Keputusan mengejutkan ini diumumkan menyusul hasil imbang 1-1 melawan Leeds United pada akhir pekan lalu. Hasil tersebut membuat “Setan Merah” tertahan di peringkat keenam klasemen sementara Premier League, hanya mengoleksi delapan kemenangan dari 20 pertandingan yang telah berjalan musim ini.
Dalam pernyataan resminya, klub mengungkapkan bahwa perubahan ini diperlukan demi memberikan kesempatan terbaik bagi tim untuk menyelesaikan musim di posisi setinggi mungkin.
“Dengan Manchester United duduk di peringkat keenam Premier League, jajaran pimpinan klub dengan berat hati mengambil keputusan bahwa ini adalah waktu yang tepat untuk melakukan perubahan,” demikian bunyi pernyataan klub.
Amorim, yang didatangkan dari Sporting CP pada November 2024, sempat membawa harapan baru setelah sukses besar di Portugal. Di bawah asuhannya, United berhasil mencapai Final Liga Europa UEFA di Bilbao pada Mei 2025, meski akhirnya harus menelan kekalahan.
Sayangnya, performa inkonsisten di liga domestik dan desas-desus keretakan hubungan dengan manajemen senior, termasuk direktur olahraga Jason Wilcox, mempercepat akhir masa jabatannya. Amorim dikabarkan menuntut kontrol lebih besar atas operasional klub dan bersikeras pada perannya sebagai “manajer” alih-alih sekadar “pelatih”.

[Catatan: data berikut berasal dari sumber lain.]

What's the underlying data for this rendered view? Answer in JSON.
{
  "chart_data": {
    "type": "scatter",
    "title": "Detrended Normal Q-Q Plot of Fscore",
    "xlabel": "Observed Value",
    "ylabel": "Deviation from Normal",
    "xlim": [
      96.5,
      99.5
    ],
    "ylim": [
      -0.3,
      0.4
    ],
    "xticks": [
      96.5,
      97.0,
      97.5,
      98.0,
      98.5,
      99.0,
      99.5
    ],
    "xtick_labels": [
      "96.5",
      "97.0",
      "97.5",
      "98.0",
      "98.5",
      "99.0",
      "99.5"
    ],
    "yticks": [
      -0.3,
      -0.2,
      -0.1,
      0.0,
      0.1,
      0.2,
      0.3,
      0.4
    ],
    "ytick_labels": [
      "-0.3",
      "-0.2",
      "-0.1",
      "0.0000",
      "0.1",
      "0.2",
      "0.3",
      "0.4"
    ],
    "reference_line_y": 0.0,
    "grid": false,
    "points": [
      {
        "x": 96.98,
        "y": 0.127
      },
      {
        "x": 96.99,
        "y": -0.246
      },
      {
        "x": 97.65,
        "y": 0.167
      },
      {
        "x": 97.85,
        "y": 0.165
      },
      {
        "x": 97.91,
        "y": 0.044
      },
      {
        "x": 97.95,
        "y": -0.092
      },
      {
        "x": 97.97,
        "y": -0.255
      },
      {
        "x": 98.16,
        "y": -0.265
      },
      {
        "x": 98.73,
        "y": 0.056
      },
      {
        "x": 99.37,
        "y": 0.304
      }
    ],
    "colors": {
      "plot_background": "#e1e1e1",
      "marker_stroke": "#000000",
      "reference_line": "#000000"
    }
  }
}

Pihak Manchester United mengucapkan terima kasih atas kontribusi Amorim selama ini. Untuk sementara, legenda klub Darren Fletcher akan mengambil alih kursi kepelatihan sebagai caretaker dan akan memimpin tim pada pertandingan penting melawan Burnley pada pertengahan pekan ini.
Pencarian pelatih permanen baru kini menjadi prioritas utama manajemen Manchester United saat mereka berjuang untuk mengamankan posisi kualifikasi Eropa musim depan.

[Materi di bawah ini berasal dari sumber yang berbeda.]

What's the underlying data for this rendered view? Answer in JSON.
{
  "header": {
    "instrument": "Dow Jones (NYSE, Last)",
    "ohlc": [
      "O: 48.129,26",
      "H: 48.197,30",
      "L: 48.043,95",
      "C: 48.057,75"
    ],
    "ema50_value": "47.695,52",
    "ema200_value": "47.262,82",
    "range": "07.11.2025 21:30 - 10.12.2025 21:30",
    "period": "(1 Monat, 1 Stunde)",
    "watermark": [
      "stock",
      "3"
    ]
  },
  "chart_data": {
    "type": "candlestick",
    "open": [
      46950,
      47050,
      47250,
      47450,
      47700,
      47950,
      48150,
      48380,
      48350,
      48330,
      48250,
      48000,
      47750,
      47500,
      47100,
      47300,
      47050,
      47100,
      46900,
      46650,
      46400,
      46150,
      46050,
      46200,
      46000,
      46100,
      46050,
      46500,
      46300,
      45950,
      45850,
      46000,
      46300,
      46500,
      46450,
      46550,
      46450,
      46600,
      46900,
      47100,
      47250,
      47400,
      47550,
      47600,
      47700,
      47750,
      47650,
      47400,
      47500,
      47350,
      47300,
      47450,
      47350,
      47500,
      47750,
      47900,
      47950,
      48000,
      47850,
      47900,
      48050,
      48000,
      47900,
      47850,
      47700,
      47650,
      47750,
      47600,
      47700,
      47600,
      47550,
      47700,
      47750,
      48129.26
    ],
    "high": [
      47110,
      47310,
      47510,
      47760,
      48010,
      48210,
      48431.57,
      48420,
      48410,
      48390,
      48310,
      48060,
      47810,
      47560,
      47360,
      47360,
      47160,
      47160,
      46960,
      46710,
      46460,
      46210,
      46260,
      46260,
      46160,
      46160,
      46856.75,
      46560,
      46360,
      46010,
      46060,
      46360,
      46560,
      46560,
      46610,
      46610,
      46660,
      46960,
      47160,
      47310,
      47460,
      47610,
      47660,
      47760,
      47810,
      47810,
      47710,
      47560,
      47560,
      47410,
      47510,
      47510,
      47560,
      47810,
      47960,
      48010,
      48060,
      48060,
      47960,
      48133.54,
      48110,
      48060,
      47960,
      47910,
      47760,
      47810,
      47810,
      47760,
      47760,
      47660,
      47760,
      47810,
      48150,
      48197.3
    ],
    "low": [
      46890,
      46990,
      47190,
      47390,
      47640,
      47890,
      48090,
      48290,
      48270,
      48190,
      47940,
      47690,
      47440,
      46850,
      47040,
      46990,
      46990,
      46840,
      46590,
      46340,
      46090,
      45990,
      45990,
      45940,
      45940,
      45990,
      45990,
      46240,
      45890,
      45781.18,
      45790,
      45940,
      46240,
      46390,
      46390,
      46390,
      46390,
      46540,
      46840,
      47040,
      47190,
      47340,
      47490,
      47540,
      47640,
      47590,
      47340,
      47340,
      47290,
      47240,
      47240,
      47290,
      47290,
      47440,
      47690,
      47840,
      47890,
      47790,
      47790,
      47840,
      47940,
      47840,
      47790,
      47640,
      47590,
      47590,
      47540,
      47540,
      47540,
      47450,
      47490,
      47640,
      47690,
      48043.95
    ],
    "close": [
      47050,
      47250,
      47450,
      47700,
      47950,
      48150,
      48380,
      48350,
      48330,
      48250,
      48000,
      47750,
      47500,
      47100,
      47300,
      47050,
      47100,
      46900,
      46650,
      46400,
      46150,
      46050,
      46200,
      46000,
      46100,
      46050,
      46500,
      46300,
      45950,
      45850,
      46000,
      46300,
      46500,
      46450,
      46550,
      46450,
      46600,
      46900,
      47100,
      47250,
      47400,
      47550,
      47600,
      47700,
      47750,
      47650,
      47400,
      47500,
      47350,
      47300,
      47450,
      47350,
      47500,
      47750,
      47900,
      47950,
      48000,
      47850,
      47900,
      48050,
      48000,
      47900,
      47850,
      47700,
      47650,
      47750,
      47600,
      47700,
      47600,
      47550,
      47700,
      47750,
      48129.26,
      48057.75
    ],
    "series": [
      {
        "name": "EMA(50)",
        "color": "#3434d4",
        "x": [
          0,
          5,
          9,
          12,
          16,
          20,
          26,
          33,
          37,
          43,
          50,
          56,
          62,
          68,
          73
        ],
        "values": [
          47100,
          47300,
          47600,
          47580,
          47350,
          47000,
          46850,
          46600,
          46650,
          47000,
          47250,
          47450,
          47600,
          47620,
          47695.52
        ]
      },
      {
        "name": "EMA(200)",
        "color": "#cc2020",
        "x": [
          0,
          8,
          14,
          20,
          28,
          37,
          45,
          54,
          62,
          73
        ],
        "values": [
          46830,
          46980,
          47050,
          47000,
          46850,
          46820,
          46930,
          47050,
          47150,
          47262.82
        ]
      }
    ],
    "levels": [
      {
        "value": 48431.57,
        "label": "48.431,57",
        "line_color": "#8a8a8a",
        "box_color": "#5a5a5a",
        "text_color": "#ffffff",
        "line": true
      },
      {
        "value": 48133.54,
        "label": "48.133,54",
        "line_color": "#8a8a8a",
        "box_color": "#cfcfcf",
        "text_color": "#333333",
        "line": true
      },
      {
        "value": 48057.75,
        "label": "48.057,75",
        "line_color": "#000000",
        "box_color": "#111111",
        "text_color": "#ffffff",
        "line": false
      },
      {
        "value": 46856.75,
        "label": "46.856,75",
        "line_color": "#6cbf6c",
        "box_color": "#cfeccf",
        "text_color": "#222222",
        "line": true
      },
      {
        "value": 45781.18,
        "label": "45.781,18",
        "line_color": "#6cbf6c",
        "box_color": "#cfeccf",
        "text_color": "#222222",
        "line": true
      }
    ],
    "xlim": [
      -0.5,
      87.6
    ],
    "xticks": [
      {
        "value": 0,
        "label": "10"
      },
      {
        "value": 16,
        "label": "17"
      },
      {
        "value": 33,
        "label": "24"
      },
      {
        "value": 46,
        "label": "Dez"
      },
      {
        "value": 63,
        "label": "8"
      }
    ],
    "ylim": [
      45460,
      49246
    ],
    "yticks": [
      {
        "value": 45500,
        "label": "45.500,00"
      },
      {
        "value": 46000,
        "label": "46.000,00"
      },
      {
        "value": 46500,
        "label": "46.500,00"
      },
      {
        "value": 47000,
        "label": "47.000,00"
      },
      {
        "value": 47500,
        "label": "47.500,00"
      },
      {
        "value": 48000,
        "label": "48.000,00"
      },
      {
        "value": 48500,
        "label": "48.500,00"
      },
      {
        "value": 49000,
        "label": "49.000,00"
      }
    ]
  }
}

Ruben Amorim Cetak Rekor Terburuk dalam Sejarah Manchester United
Ruben Amorim terus melakukan kesalahan yang tidak diinginkan dalam sejarah Manchester United setelah hasil imbang 1-1 melawan Leeds United pada pekan ke-20 Liga Inggris 2025/2026, Minggu 4 Januari 2026 malam WIB.

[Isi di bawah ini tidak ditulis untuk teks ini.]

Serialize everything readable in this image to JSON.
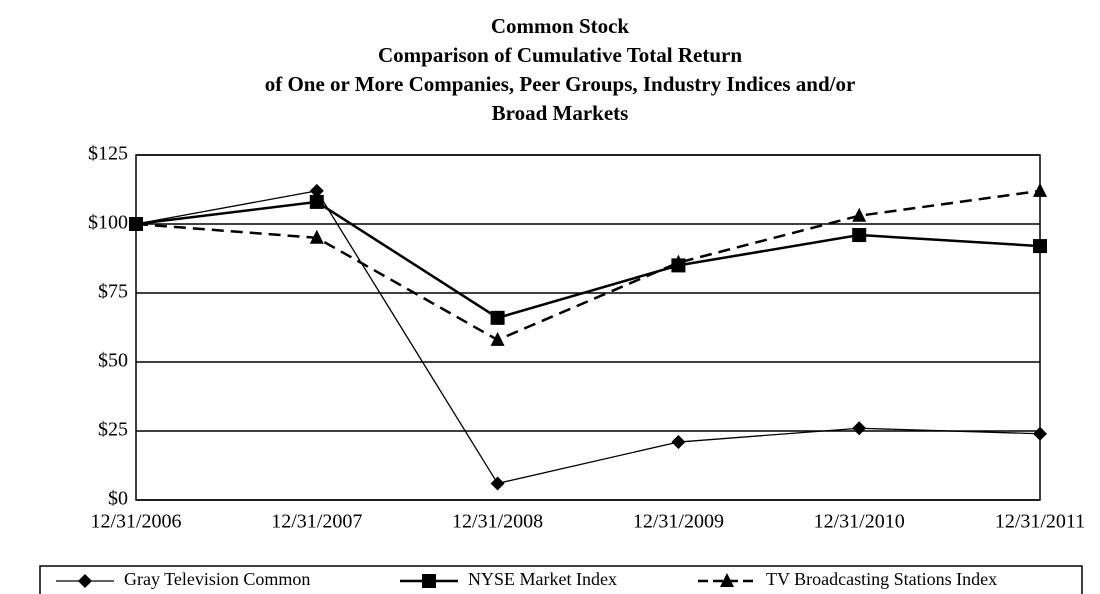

Di Elland Road, MU kebobolan gol dari Brendan Aaronson, sebelum Matheus Cunha menyamakan kedudukan hanya tiga menit kemudian. Namun, gagal menjaga gawang tetap bersih sekali lagi membuat Amorim mencetak rekor yang tidak diinginkan.
Menurut Squawka, Manchester United menjalani 15 pertandingan tandang Premier League berturut-turut tanpa mencatatkan clean sheet. Ini adalah pertama kalinya hal ini terjadi dalam sejarah klub.
Setelah pertandingan, Amorim menimbulkan kehebohan dengan pernyataan publiknya yang mengkritik hierarki klub, dan mengungkapkan ketidakpuasannya karena disebut sebagai pelatih alih-alih manajer. Menurut pengamat, Amorim hampir menantang dewan untuk memecatnya di tengah prediksi bursa transfer musim dingin yang relatif sepi , meskipun skuad masih memiliki banyak posisi yang perlu ditingkatkan, terutama di lini tengah.
Statistik tersebut hanya membuat masa depan Amorim semakin tidak pasti. Ia memiliki tingkat kemenangan terendah di antara manajer Manchester United sejak Sir Alex Ferguson. Musim ini, Setan Merah juga mengalami awal terburuk mereka sejak musim 1992/93. Perlu dicatat, dalam 14 bulan kepemimpinan Amorim, Setan Merah hanya sekali memenangkan pertandingan Liga Premier secara beruntun.
Sejatinya, kontrak Amorim berlaku hingga 2027, tetapi dia sendiri telah mengakui kemungkinan untuk pergi lebih cepat. Serangkaian hasil imbang yang diraih dengan susah payah melawan Wolves dan Leeds, dengan banyak pemain kunci absen karena cedera dan AFCON, telah membuat MU terperangkap di luar empat besar, meskipun rival mereka juga kehilangan poin.
Dengan derbi Manchester dan pertandingan tandang mendatang melawan Arsenal, MU menghadapi risiko tergelincir lebih jauh di klasemen Liga Inggris.